Por último e como se fez constar do acórdão recorrido a propósito do artº30º do ED, citando «…Manuel Leal-Henriques (Procedimento Disciplinar, 3ª edição, pág. 180), «A referência a atenuantes especiais feita no artigo 29º ED não acarreta qualquer especialidade na atenuação da pena», isto é, atento o regime legal estabelecido no ED, o reconhecimento da existência de uma atenuante especial não implica automaticamente a obrigatoriedade da atenuação extraordinária da pena abstractamente aplicável à infracção.»

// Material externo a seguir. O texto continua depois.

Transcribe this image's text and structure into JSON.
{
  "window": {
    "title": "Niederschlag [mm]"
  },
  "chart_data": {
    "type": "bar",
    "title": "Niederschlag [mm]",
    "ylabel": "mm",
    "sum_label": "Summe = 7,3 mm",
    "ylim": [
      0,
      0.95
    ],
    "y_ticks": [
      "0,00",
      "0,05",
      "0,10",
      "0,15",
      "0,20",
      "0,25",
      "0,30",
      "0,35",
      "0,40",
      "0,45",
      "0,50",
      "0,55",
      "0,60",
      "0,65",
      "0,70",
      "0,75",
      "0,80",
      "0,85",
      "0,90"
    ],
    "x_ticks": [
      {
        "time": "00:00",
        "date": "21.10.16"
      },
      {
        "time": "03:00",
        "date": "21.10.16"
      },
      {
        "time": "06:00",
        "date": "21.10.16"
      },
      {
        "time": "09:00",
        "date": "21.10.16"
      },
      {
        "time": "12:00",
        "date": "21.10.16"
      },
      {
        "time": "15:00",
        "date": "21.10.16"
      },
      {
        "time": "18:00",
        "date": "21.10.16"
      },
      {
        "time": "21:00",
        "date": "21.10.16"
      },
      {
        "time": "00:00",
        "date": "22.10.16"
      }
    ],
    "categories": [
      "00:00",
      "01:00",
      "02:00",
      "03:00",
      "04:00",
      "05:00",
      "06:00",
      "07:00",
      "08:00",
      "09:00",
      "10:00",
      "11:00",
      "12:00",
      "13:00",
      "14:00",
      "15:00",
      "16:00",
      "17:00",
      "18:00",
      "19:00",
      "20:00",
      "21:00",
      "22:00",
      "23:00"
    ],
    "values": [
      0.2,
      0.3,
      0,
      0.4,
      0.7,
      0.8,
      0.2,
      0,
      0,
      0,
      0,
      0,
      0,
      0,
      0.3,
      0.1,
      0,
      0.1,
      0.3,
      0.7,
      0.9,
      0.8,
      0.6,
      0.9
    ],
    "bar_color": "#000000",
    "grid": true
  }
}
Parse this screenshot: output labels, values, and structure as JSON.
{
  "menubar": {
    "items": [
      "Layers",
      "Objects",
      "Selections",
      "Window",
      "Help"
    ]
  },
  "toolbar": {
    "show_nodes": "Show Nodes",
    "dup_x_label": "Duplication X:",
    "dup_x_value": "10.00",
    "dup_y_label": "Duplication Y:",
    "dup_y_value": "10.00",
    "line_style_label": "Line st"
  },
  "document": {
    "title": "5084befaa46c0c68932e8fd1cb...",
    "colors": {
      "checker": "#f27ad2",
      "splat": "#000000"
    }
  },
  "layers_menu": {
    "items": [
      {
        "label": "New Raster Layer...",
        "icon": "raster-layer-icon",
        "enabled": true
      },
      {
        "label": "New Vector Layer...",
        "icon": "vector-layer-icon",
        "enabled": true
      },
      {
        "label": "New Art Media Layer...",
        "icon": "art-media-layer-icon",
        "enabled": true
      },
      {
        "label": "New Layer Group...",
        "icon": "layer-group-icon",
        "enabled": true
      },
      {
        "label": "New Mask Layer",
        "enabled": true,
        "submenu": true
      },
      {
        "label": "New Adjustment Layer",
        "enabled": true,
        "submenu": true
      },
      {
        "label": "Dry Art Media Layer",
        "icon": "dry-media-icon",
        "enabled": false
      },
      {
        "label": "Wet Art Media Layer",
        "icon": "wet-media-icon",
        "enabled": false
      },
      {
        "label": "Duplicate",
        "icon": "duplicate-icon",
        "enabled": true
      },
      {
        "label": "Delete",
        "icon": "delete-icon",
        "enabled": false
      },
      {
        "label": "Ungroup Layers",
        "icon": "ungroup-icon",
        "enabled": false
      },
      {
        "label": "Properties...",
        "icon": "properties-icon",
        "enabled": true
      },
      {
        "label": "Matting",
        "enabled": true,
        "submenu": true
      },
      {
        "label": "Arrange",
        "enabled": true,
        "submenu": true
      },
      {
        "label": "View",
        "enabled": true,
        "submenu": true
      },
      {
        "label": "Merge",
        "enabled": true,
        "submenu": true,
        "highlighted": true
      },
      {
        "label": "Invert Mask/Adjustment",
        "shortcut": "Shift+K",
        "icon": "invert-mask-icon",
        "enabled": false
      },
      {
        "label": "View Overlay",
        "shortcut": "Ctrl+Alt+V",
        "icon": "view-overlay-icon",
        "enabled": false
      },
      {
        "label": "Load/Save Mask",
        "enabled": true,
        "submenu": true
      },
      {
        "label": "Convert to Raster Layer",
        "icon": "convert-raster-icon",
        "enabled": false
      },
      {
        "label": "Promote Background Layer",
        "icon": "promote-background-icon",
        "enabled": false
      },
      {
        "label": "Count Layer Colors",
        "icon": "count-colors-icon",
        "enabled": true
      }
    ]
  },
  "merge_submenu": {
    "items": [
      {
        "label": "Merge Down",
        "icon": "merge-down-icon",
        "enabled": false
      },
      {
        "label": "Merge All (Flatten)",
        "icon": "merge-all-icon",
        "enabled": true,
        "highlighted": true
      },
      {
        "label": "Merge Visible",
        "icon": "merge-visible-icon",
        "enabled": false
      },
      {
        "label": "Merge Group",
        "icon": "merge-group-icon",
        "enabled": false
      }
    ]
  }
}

Ou seja, o facto de o acto impugnado ter dado como provada a circunstância especial prevista no artº29º a) do ED, não impõe, sem mais, a atenuação extraordinária da pena nos termos do artº30º do mesmo diploma, pois só «Quando existam circunstâncias atenuantes que diminuam substancialmente a culpa do arguido, a pena poderá ser atenuada, aplicando-se pena de escalão inferior» (sublinhado nosso).
Evidentemente, que estando a atenuação extraordinária da pena ali prevista intimamente relacionada com a culpa do arguido, desde logo só poderão aqui relevar factos que possam ter efeito nessa culpa, o que, no caso, não se verifica.
Improcedem, assim, face ao exposto, todas as conclusões das alegações de recurso.